Вот как описал Эльчин в одном из мини-эссе – именно так называет он свои записи – концерт Вана Клиберна в Баку. «…Музыка, которая там прозвучала, вдруг сделала Клиберна… невидимым… Была только музыка, только музыка, больше ничего и никого не было для меня…» Наверное, так и воспринимают настоящую музыку эмоциональные натуры. А разве мог бы стать хорошим литератором человек без эмоций?!

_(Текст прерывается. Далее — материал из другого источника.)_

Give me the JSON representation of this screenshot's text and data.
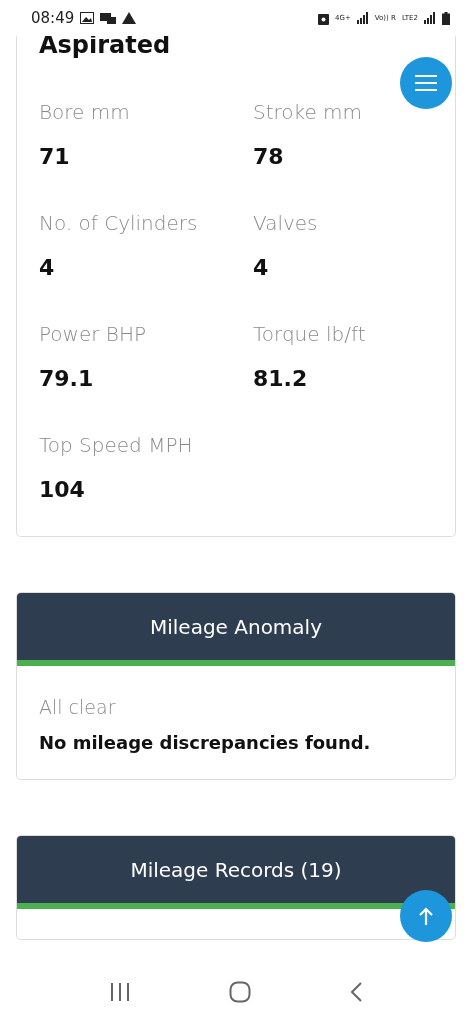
{
  "status_bar": {
    "time": "08:49",
    "network_labels": [
      "4G+",
      "Vo)) R",
      "LTE2"
    ]
  },
  "engine_card": {
    "title": "Aspirated",
    "specs": [
      {
        "label": "Bore mm",
        "value": "71"
      },
      {
        "label": "Stroke mm",
        "value": "78"
      },
      {
        "label": "No. of Cylinders",
        "value": "4"
      },
      {
        "label": "Valves",
        "value": "4"
      },
      {
        "label": "Power BHP",
        "value": "79.1"
      },
      {
        "label": "Torque lb/ft",
        "value": "81.2"
      },
      {
        "label": "Top Speed MPH",
        "value": "104"
      }
    ]
  },
  "anomaly_card": {
    "title": "Mileage Anomaly",
    "status": "All clear",
    "message": "No mileage discrepancies found."
  },
  "records_card": {
    "title": "Mileage Records (19)"
  }
}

Или вот еще. Эльчин известен и как переводчик на азербайджанский язык ряда сочинений мировой литературы. И если он делал это и, как говорят, делал успешно, то в немалой степени, на мой взгляд, еще и благодаря своей эмоциональности в самом широком понимании слова. «В процессе перевода, – читаем в одной из его записей (а речь идет о произведениях Мольера «Плутни Скапена» и «Жорж Данден или Обманутый муж»), – я испытывал чувство, что мольеровские диалоги – это бабочки, порхающие с ветки на ветку, с цветка на цветок». По-моему, здорово! Как и следующая короткая заметка «В Бодруме»: «Геродот появился на свет в Бодруме. Бодруму этот факт абсолютно безразличен. А меня это волнует…», или «Пребывая в прошлом, Дон-Кихот смотрит на нас из будущего». Вот строки из этой записи: «Я в Испании…Независимо от себя ищу ветряные мельницы. Ветряных мельниц нет…Но чудится, будто Дон-Кихот стоит со своим несуразным копьем в будущем – вот кончится дорога, а в конце ее на меня безумно мудро смотрит он…»

В основном, вроде бы случайные записи Эльчина отражают его отношение к литературе, как к явлению, к тем, кто ее делает, его размышления на эту тему. Надо сказать, что будучи большим эрудитом, автор мини-эссе представляет нам целый ряд, уверена, и неизвестных многим имен. Например, японского писателя Ихара Сайкаку. Говоря о его новеллах, Эльчин пишет, что «классическая японская литература со всем своим миром чувств, моральным кодексом, способом видения и отображения, чувствования и передачи чувств есть ни что иное, как выражение жизненного опыта инопланетян». Таково личное, весьма изящно выраженное впечатление автора мини-эссе о творчестве Сайкаку.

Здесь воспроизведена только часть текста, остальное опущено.